Galapagos Islands

This Archipelago is a living museum of evolutionary changes. Free and fearless animal, different from any others found elsewhere, make visitors wonder about their very existence on our planet.

The UNESCO declared Galapagos as a World Natural Heritage Site in 1978 and subsequently a World Biosphere Reserve in 1985. Among the animals found are the different species of giant Galapagos tortoises that gave the islands their name due to the similarity of their carapaces to a British riding saddle called Galapagos in Spanish.

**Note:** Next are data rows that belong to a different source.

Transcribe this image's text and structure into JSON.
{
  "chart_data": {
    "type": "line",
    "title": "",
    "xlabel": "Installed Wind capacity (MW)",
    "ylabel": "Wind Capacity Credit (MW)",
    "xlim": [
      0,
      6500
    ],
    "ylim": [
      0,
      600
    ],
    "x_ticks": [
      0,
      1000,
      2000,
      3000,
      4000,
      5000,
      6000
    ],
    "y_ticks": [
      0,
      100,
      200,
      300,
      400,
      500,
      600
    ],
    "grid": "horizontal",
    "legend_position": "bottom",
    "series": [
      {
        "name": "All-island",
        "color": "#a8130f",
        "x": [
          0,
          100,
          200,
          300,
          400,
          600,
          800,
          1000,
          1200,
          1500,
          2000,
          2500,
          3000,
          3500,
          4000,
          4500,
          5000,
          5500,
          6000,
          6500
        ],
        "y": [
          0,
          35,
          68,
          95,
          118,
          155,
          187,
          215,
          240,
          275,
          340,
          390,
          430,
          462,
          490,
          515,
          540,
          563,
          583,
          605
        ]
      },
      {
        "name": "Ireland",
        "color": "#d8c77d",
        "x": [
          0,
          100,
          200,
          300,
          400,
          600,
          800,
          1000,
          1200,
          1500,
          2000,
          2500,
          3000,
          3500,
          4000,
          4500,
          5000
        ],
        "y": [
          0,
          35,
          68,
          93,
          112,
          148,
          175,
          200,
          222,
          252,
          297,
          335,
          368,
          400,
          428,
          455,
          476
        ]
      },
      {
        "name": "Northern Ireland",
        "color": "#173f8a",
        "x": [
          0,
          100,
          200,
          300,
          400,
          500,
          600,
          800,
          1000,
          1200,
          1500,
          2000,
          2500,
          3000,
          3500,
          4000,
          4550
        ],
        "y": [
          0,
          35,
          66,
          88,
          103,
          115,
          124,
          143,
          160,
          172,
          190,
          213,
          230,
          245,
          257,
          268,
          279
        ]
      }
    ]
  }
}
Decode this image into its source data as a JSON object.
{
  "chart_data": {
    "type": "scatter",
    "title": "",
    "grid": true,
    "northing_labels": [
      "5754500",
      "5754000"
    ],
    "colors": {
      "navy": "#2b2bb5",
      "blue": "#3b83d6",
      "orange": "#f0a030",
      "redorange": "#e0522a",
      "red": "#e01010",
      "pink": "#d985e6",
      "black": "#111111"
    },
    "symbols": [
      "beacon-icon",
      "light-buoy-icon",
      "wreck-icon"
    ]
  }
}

A very big variety of birds are found here, like blue footed, red footed and masked boobies, flamingos, frigate birds, albatrosses, unique small penguins and non-flying cormorants and 14 different species of finches. These various species of finches served as proof of Darwin’s theory f evolution for natural selection. Marine mammals such as sea lions, dolphins and whales are also found; as well as multitudinous colorful fishes.

The most distinctive plants are mangroves and endemic cacti. The Galapagos Islands house an incredibly high rate of endemic species. In 1835, Charles Darwin sailed on the British ship H.M.S Beagle and visited the islands. His writings on the theory of the origin of species, which shook up the scientific world, were inspired by the living proof that he found in this unique volcanic Archipelago.

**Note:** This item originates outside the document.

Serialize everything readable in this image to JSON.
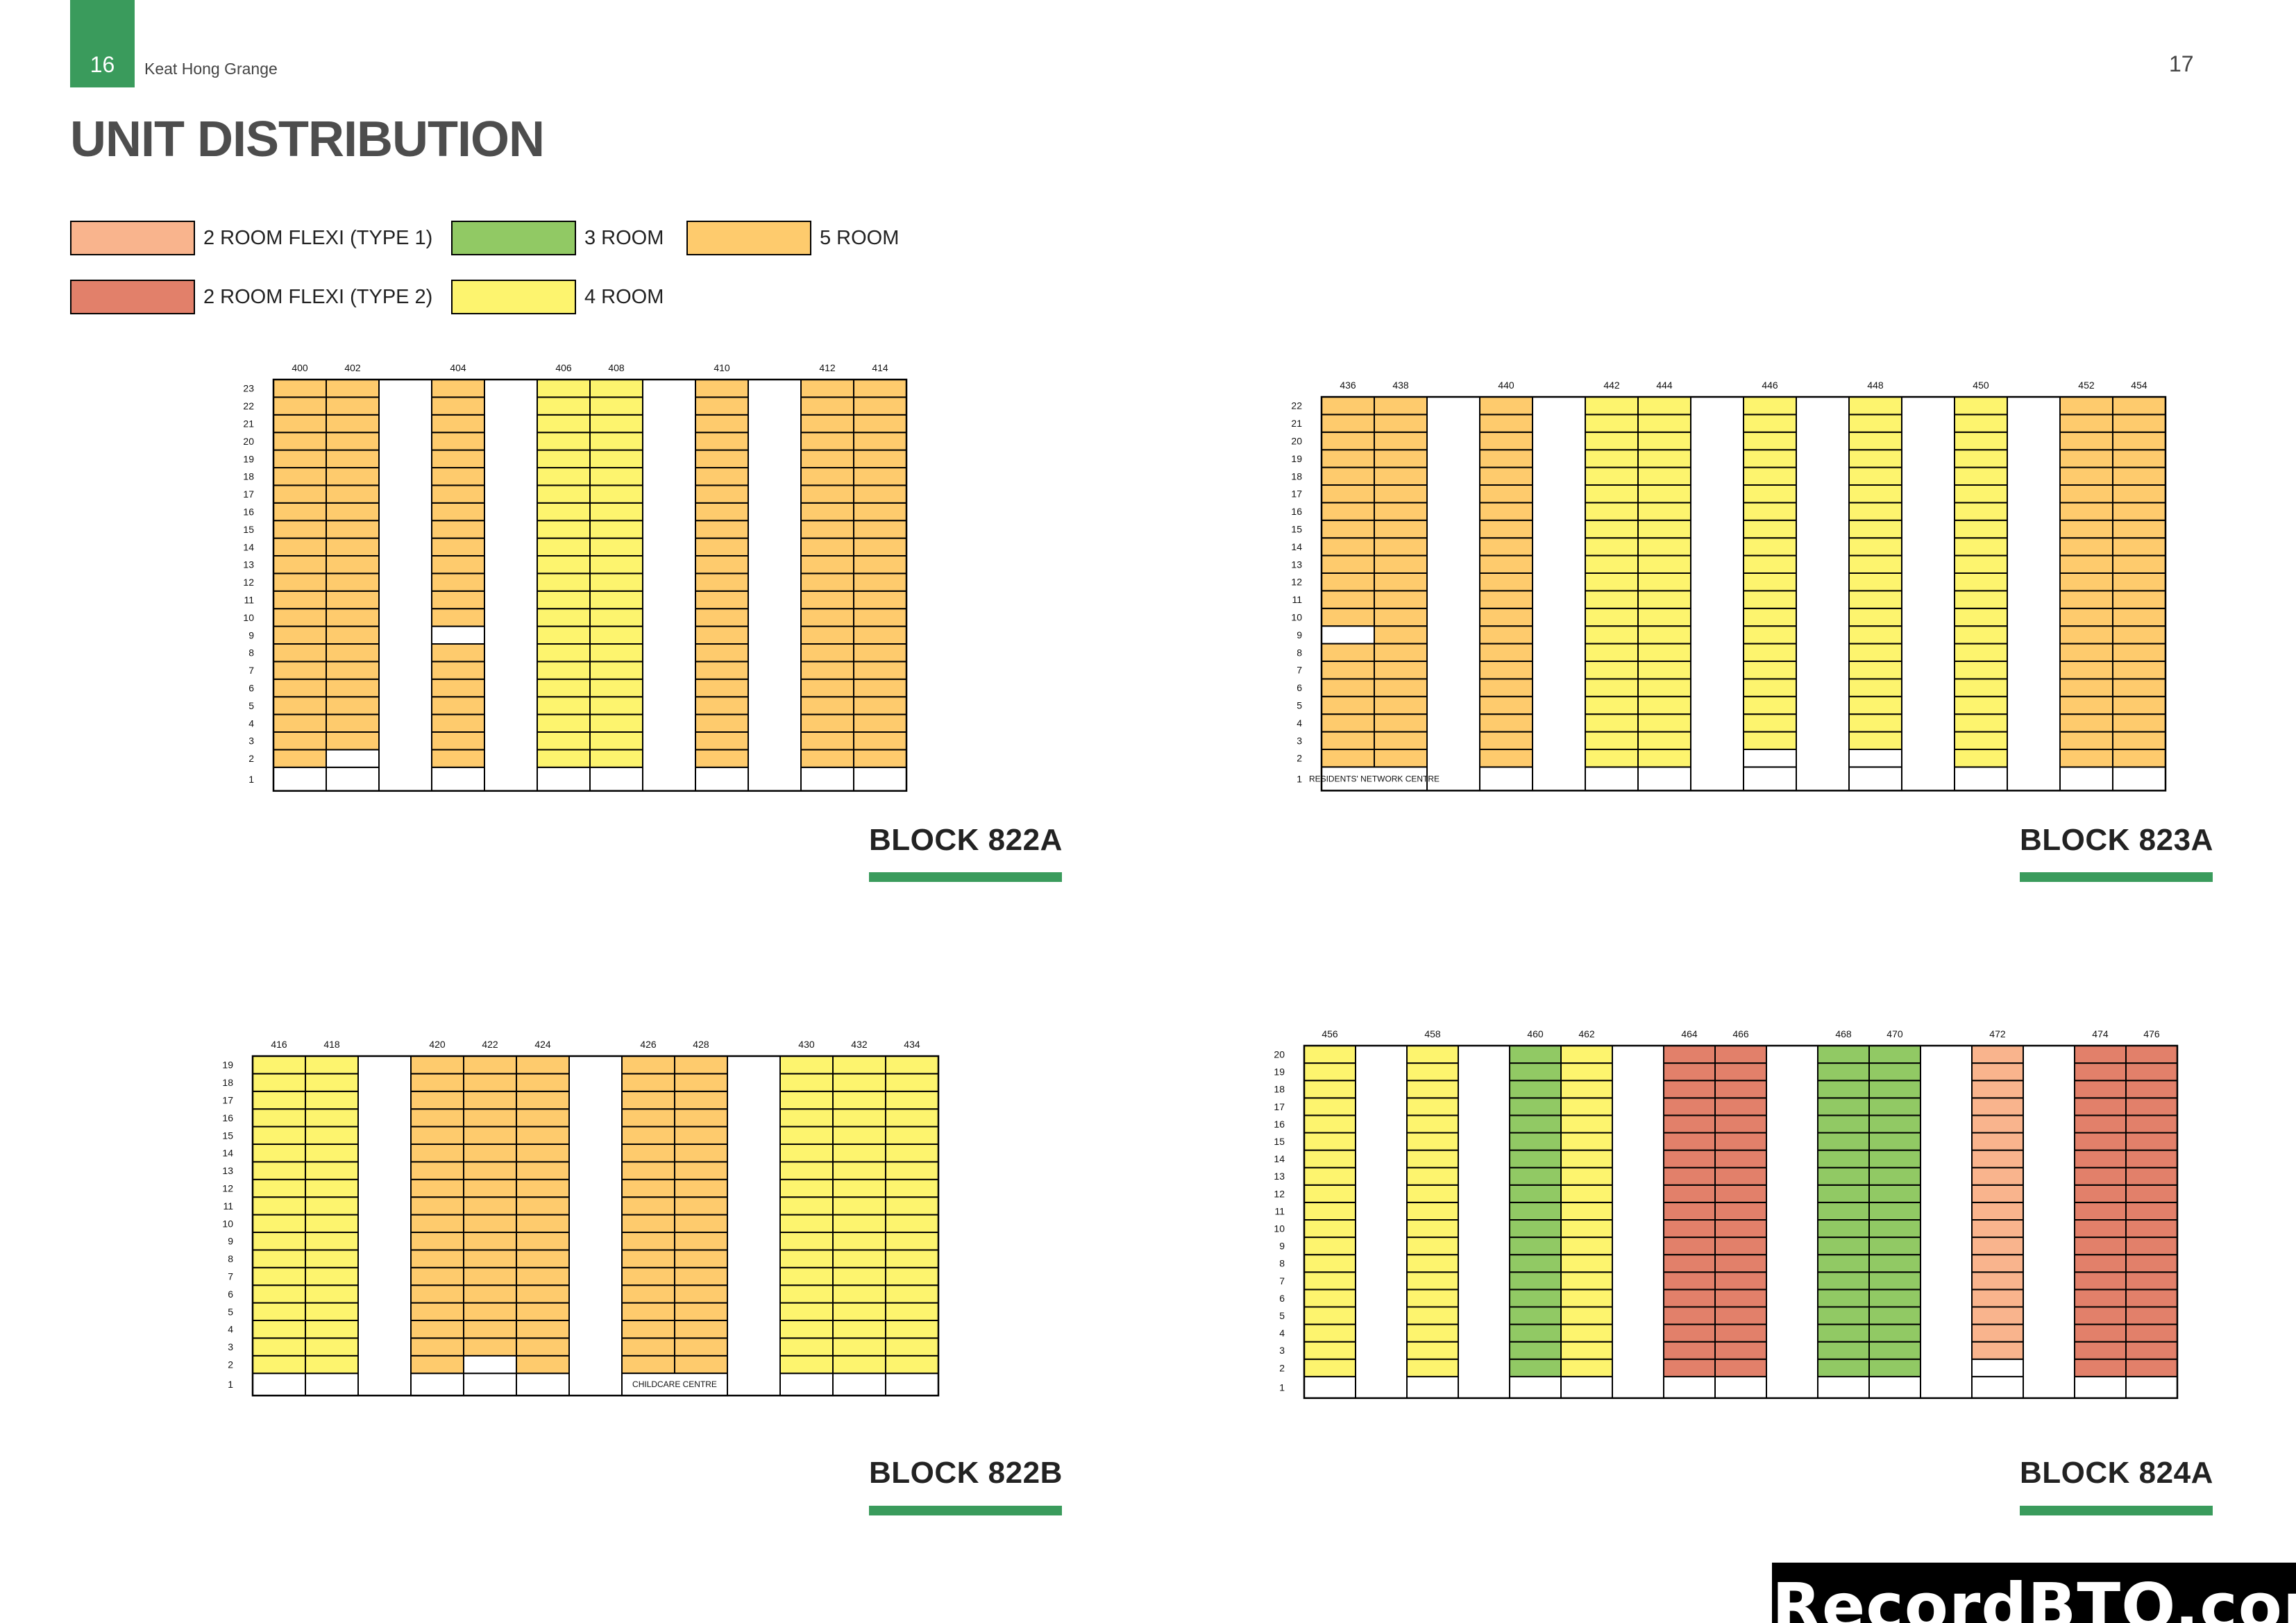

The islands are located 600 miles from the Ecuadorian Coast. In 1936, they were declared a National Park to preserve the flora and fauna of the 13 large islands, 6 minor ones and more than 40 islets. The origin of the Galapagos Islands is volcanic.

The islands appear from lava eruptions that came from the bottom of the ocean and that rise as much as 2.600 ft. above sea level. Lava from more than 2.000 craters has continuously altered the terrain of the region. In 1959 the Government , along with the Charles Darwin Foundation, UNESCO and other international scientific organizations, established a biological research station on the islands. All tours take you to a visit of the Station. Scientist greet visitors while they instruct on the marvels of the islands.

NOTE: The biggest problem affecting the biodiversity of the Archipelago is the introduction of species of animals and plants that are a big threat to the native and endemic species of the islands.


The interior waters of the Galapagos Islands, plus those within 40 nautical miles measured from the baseline of the Archipelago, were declared the Galapagos Marine Reserve on 1994. This is the only protected coastal marine area in the east Pacific, and the second largest Marine Reserve in the World. It holds approximately  51.351 square miles of the interior waters of the Archipelago. There are many areas with small submarine volcanoes, which are important feeding zones for marine birds and mammals. The submarine area of Galapagos (0 to 590 ft. deep) is of 2.587 square miles.

Do not miss the chance to snorkel with sea lions, penguins, a variety of colorful fish and even inoffensive sharks. Diving tours are offered for those who are willing to take a deep adventure.